Het valt te vrezen dat Van der Maelen zich de komende weken zal moeten bezinnen over welke vorm die persoonlijke conclusies kunnen aannemen. Want intussen liet NAVO-secretaris-generaal George Robertson er geen twijfel over: in geval van een veldtocht tegen Irak heeft de Noord-Atlantische Verdragsorganisatie, waarvan België een stichtend lid is, ‘de morele plicht’ om de zijde van de VS te kiezen.

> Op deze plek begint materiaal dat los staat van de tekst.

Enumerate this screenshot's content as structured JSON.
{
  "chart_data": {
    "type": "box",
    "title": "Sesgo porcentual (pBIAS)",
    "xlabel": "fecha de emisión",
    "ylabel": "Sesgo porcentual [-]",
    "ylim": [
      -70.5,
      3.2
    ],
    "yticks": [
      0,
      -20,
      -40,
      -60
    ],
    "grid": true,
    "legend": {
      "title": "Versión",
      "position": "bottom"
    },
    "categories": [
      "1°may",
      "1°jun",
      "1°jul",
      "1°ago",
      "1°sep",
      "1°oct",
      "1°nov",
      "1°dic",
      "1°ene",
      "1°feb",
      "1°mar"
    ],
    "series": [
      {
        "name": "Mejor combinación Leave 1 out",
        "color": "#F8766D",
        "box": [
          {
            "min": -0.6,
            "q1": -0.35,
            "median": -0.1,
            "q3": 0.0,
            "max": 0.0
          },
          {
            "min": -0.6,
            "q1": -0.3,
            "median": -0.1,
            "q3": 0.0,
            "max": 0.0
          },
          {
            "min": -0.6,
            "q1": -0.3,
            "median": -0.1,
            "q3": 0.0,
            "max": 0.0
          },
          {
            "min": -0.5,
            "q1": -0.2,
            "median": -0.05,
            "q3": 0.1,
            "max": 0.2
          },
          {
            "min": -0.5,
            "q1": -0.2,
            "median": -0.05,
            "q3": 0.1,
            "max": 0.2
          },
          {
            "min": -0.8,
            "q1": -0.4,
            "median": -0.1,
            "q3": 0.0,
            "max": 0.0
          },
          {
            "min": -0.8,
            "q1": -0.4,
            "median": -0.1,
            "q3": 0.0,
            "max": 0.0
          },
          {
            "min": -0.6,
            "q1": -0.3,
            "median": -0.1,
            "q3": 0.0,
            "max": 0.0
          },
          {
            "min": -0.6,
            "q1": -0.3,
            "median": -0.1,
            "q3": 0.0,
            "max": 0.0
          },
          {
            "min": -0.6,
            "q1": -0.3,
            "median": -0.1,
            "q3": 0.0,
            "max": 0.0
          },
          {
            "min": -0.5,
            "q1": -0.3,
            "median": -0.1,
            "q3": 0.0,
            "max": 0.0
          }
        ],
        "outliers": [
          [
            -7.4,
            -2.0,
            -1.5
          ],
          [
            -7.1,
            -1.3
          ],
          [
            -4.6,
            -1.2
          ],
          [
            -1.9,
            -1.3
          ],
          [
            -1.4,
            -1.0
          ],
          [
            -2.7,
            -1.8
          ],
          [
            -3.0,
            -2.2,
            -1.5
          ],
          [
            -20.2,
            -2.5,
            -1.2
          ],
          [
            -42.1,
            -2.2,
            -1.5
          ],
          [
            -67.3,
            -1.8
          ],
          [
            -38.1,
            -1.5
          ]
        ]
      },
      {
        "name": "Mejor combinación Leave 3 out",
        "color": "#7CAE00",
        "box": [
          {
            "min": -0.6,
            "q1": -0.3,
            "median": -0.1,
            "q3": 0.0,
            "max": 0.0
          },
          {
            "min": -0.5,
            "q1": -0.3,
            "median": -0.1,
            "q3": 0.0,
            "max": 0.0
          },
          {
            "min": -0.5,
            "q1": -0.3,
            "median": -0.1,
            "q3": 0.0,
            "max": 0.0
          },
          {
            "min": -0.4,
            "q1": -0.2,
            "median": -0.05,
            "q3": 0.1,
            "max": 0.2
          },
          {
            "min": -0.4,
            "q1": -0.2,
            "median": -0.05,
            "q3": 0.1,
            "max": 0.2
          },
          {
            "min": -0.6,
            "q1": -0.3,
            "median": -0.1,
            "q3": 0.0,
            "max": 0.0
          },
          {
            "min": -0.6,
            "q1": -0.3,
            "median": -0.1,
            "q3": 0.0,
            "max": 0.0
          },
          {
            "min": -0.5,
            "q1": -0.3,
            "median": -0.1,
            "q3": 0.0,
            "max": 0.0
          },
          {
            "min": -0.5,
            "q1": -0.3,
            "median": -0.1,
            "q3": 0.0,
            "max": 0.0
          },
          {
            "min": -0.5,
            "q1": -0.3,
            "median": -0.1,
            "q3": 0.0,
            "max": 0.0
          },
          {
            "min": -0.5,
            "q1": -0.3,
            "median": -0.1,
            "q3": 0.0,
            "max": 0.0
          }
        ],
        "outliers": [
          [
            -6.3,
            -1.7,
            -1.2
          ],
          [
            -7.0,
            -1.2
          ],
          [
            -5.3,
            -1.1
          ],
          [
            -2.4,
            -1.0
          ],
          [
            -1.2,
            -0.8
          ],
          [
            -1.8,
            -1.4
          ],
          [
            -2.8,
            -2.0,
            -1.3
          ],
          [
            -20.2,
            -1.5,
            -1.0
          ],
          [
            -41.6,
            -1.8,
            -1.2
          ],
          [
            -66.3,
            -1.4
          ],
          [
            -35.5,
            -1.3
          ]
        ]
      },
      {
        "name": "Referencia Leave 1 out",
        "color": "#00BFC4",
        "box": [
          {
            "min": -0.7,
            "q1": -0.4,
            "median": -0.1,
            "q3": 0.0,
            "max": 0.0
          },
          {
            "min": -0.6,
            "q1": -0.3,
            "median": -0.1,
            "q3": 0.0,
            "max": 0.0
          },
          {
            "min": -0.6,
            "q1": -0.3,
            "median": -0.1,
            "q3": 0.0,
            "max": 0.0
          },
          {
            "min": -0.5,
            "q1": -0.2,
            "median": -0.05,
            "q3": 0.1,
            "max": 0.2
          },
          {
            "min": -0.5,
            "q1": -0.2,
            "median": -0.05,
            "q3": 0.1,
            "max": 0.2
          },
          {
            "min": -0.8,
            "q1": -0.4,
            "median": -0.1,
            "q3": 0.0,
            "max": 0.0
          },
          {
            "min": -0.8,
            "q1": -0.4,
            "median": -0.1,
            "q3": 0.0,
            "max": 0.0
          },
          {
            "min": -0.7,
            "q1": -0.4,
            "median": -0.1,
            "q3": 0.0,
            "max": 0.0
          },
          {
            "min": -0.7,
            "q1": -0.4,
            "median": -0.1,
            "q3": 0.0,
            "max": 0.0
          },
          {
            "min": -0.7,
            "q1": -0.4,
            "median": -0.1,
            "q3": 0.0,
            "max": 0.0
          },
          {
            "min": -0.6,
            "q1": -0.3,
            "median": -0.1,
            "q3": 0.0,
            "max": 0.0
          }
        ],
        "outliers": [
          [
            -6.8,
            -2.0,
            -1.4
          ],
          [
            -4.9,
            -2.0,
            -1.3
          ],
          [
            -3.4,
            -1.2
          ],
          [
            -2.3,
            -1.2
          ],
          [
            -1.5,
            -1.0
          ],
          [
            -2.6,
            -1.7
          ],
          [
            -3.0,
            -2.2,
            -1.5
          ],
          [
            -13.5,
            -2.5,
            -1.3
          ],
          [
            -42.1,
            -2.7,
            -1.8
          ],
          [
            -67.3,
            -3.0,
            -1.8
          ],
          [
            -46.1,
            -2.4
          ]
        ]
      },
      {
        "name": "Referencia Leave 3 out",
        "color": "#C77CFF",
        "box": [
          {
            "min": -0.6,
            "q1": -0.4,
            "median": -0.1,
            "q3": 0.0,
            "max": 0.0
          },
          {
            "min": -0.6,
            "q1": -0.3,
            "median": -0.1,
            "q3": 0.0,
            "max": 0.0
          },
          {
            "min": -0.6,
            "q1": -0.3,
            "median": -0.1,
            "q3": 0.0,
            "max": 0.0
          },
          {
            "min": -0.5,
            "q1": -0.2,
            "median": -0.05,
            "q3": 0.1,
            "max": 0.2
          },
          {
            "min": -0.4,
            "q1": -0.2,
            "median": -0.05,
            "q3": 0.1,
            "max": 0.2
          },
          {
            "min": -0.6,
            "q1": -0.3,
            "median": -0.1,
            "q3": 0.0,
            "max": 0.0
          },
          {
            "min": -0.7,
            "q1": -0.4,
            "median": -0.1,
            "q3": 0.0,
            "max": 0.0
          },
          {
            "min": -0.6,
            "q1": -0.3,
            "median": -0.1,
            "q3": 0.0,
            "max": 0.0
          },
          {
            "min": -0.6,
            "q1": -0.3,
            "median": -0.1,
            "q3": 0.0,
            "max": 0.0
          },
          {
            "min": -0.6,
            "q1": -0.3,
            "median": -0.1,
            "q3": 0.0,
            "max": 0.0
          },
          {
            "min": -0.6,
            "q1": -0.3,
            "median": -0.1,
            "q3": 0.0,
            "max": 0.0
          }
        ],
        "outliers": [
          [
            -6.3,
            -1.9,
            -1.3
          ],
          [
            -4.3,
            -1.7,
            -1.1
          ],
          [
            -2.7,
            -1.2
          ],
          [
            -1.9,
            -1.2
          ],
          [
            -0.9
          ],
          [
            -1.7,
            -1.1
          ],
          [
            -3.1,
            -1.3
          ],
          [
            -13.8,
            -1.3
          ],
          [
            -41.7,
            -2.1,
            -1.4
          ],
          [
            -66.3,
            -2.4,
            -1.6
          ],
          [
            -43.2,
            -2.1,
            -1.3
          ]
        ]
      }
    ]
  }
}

Volgens Robertson werd de kwestie al besproken en hebben de Amerikanen hun verlanglijstje – ‘mogelijke opties’ heet dat in NAVO-jargon – aan de bondgenoten voorgelegd. Want, zo weet Robertson, de VS kan deze oorlog niet voeren zonder Noord-Atlantische steunpunten. Die steunpunten zijn de militaire bases in West-Europa – vooral die in het Verenigd Koninkrijk – en in Turkije. Die moeten dienen als bevoorradingsplatforms voor de militaire onderneming.

De goed getimede verklaring van Robertson lijkt te passen in de Amerikaanse plannen. Eerder dit jaar, tijdens een toespraak voor de militaire academie in West Point, lanceerde de Amerikaanse president George W. Bush een oude doctrine, die van ‘de preventieve oorlog’.

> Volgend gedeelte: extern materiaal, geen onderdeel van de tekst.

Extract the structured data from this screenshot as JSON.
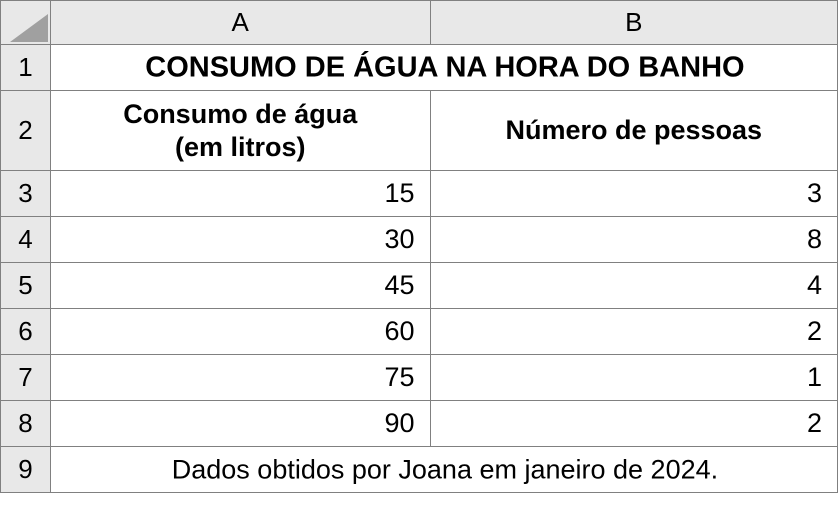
{
  "columns": {
    "a": "A",
    "b": "B"
  },
  "row_numbers": [
    "1",
    "2",
    "3",
    "4",
    "5",
    "6",
    "7",
    "8",
    "9"
  ],
  "title": "CONSUMO DE ÁGUA NA HORA DO BANHO",
  "headers": {
    "col_a": "Consumo de água\n(em litros)",
    "col_b": "Número de pessoas"
  },
  "table": {
    "type": "spreadsheet-table",
    "columns": [
      "Consumo de água (em litros)",
      "Número de pessoas"
    ],
    "rows": [
      [
        "15",
        "3"
      ],
      [
        "30",
        "8"
      ],
      [
        "45",
        "4"
      ],
      [
        "60",
        "2"
      ],
      [
        "75",
        "1"
      ],
      [
        "90",
        "2"
      ]
    ]
  },
  "footer": "Dados obtidos por Joana em janeiro de 2024.",
  "colors": {
    "header_bg": "#e8e8e8",
    "cell_bg": "#ffffff",
    "border": "#808080",
    "text": "#000000",
    "corner_triangle": "#a0a0a0"
  },
  "typography": {
    "title_fontsize": 29,
    "title_weight": "bold",
    "subheader_fontsize": 27,
    "subheader_weight": "bold",
    "data_fontsize": 27,
    "header_fontsize": 26,
    "footer_fontsize": 27,
    "font_family": "Arial"
  },
  "layout": {
    "total_width": 838,
    "total_height": 513,
    "row_header_width": 50,
    "col_a_width": 380,
    "col_b_width": 408
  }
}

Dat mocht enigszins verrassend heten, want het waren uitgerekend de Amerikanen die er in 1837 voor zorgden, na een incident met de Britten die een Amerikaans schip hadden gekelderd, dat een preventieve aanval door het internationaal recht wordt veroordeeld. Op basis daarvan kapittelde de VS in 1981 de Israëliërs, ironisch genoeg, wegens hun luchtaanval op de Iraakse kernreactor in Osirak.

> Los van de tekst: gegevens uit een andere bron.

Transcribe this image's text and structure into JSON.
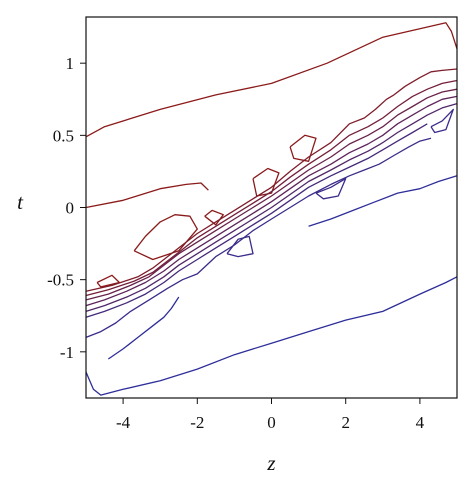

In The National Security Strategy of the United States, een werkdocument van het Witte Huis, werd zo’n pre-emptive war naderhand als noodzakelijk voorgesteld in de krachtmeting met het internationale terrorisme. Omdat massavernietigingswapens in handen van terroristen of van moorddadige dictators een gevaar betekenen voor de hele planeet.

In die zin is een preventieve oorlog voor de Amerikanen een politiek instrument dat niet alleen dient om schoorvoetende bondgenoten zoals die in West-Europa over te halen, maar ook om orde op zaken te stellen in het Midden-Oosten én om de oliebevoorrading te reorganiseren.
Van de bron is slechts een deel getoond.